David pegou e mandou fazer testes e exames e concluiu o que há muito sabia - o corpo do rapaz estava diferente e portanto ele também estava diferente e com vontade de fazer acontecer a sua vida.
O David escreveu o livro Anti-cancro.

[...]

Desde pequena que tenho a noção clara que aquilo que ingerimos pode fazer-nos durar mais uns anos. Tive um familiar que mudou radicalmente a forma como se alimentava e conseguiu, há 25 anos atrás, prolongar o prazo de vida que lhe deram, de 8 meses para 8 anos. Habitualmente íamos a casa dele e lembro-me dos sumos de beterraba e cenoura, da importância que dava ao mastigar-se bem os alimentos. Lembro-me de ter imensos livros sobre alimentação. Se houvesse Internet nessa altura ele teria escrito um livro!

[...]

É possível que tenha tido contacto com o que é a alimentação biológica há uns 15 anos atrás, quando vivi fora de Portugal um ano. Percebi que os alimentos biológicos nada têm a ver com os chamados 'alimentos naturais'. Se quiseres ver a coisa de outra forma, alimentos naturais há muitos, aqueles que a terra dá, mas a diferença entre os naturais, os do produtos/agricultor e os biológicos é que estes últimos não só têm de ser certificados como não podem levar pesticidas químicos. E muitas vezes os do produtor levam aquele sulfato cinzento que mata o bicho e que está cheio de pesticidas. Bom, será melhor que a produção em série, de certeza que sim. Mas o biológico vai mais longe - a terra onde se plante biológico tem de comprovadamente estar pura, ou seja, teve de passar não sei quantos anos sem venenos e, ainda assim, continuar boa para dar alimento. 
É de lamentar, e até vergonhoso, que a maior parte dos supermercados venda os produtos biológicos a preços assustadores. 1 lt de leite biológico custa 1,45euros. É assim que vemos a evolução de um país.
E assusta-me a quantidade de produtos refinados que ingerimos. Em português podes ler este artigo do JN e em inglês este.

[...]

Volto ao David. O David escreveu este texto genial e que aqui te deixo traduzido/adaptado.


Comida: Regras
1. Torna-te retro - deves comer 80 por cento de vegetais, 20 por cento de proteína animal, como antigamente. A carne deve estar lá para dar 'gosto' e não tornar-se na vedeta do prato. 
2. Mistura os teus vegetais - brocolos são super anti-cancro, sobretudo quando combinado com molho de tomate, cebolas e alho. Habitua-te a juntar cebolas e alhos a todos os teus pratos.
3. Torna-te biológica - escolhe sempre que possível biológico mas lembra-te que é sempre preferível comer bróculos que tenha sido expostos a pesticidas do que não comer bróculos.
4. Usa especiarias - usa curcuma - que é super anti-inflamatório- E lembra-te das outras ervas: tomilho, mangericão, menta, oregãos, etc.

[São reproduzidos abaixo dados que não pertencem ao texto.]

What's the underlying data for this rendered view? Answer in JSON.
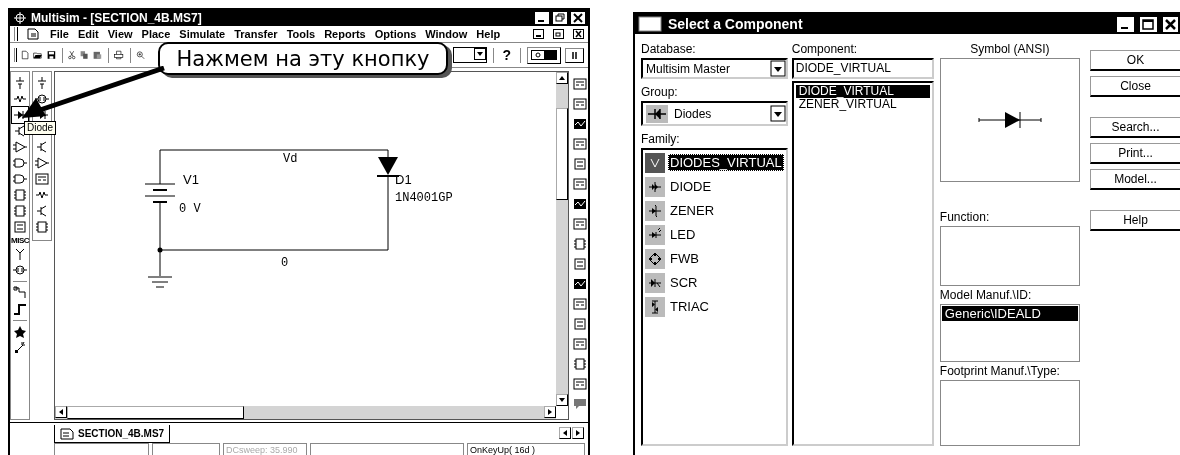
{
  "main_window": {
    "title": "Multisim - [SECTION_4B.MS7]",
    "menus": [
      "File",
      "Edit",
      "View",
      "Place",
      "Simulate",
      "Transfer",
      "Tools",
      "Reports",
      "Options",
      "Window",
      "Help"
    ],
    "toolbar": {
      "help": "?"
    },
    "tooltip": "Diode",
    "component_toolbar": {
      "misc_label": "MISC"
    },
    "schematic": {
      "nets": [
        {
          "label": "Vd"
        },
        {
          "label": "0"
        }
      ],
      "source": {
        "ref": "V1",
        "value": "0 V"
      },
      "diode": {
        "ref": "D1",
        "model": "1N4001GP"
      }
    },
    "sheet_tabs": [
      {
        "label": "SECTION_4B.MS7",
        "selected": true
      }
    ],
    "status_bar": [
      {
        "text": "DCsweep: 35.990",
        "disabled": true
      },
      {
        "text": "OnKeyUp( 16d )",
        "disabled": false
      }
    ]
  },
  "callout": {
    "text": "Нажмем на эту кнопку"
  },
  "dialog": {
    "title": "Select a Component",
    "database": {
      "label": "Database:",
      "value": "Multisim Master"
    },
    "group": {
      "label": "Group:",
      "value": "Diodes"
    },
    "family": {
      "label": "Family:",
      "items": [
        {
          "label": "DIODES_VIRTUAL",
          "selected": true
        },
        {
          "label": "DIODE",
          "selected": false
        },
        {
          "label": "ZENER",
          "selected": false
        },
        {
          "label": "LED",
          "selected": false
        },
        {
          "label": "FWB",
          "selected": false
        },
        {
          "label": "SCR",
          "selected": false
        },
        {
          "label": "TRIAC",
          "selected": false
        }
      ]
    },
    "component": {
      "label": "Component:",
      "value": "DIODE_VIRTUAL",
      "items": [
        {
          "label": "DIODE_VIRTUAL",
          "selected": true
        },
        {
          "label": "ZENER_VIRTUAL",
          "selected": false
        }
      ]
    },
    "symbol": {
      "label": "Symbol (ANSI)"
    },
    "function": {
      "label": "Function:"
    },
    "model": {
      "label": "Model Manuf.\\ID:",
      "items": [
        {
          "label": "Generic\\IDEALD",
          "selected": true
        }
      ]
    },
    "footprint": {
      "label": "Footprint Manuf.\\Type:"
    },
    "buttons": [
      "OK",
      "Close",
      "Search...",
      "Print...",
      "Model...",
      "Help"
    ]
  }
}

5. Deixa a batatas - que sobrem o teu nível de açucar no sangue e que contêm muitos pesticidas - tal como as cenouras.
6. Come peixe - pelo menos 3 vezes por semana 
7. Lembra-te que nem todos os ovos são criados da mesma forma... e que há galinhas a comerem muita porcaria.
8. Muda de oleo - e dá preferência ao azeite. Deita fora o óleo de girassol, de soja, de milho. Demasiados ácidos gordos.
9. Prefere tudo o que seja integral, evita farinhas brancas, açucar refinado e come a massa al dente.
10. Os teus doces é a fruta. Ou chocolate preto.
Vida: Regras
11. Torna-te verde - em vez de café ou chá preto bebe 3 taças de chá verde. 
12. Abre excepções - o mais importante é o que podes fazer todos os dias e não só de vez em quando.
13. Faz exercício. 30 minutos, 5 vezes por semana.
14. Apanha sol e acelera a tua vitamina D. Ou toma suplementos.
15. Acaba com os maus químicos - pára de usar cosméticos com parabenos, substitui as frigideiras de Teflon riscadas, filtra a tua água, não aqueças nada em plásticos.
16. Está com gente e desliga-te da net. Abraça!
17. Respira - e relaxa.
18. Junta-te a um grupo e faz coisas pela tua comunidade.
19. Cultiva a felicidade [lê este blogue e mais este :) ]



10 comentários:

  1. Sobre este assunto tenho escrito no meu, ainda, recente blog O caldeirão de Dagda. Se quiser espreitar terei muito gosto em recebê-la para a partilha de ideias:
    http://ocaldeiraodedagda.blogspot.pt/
    Adorei o post!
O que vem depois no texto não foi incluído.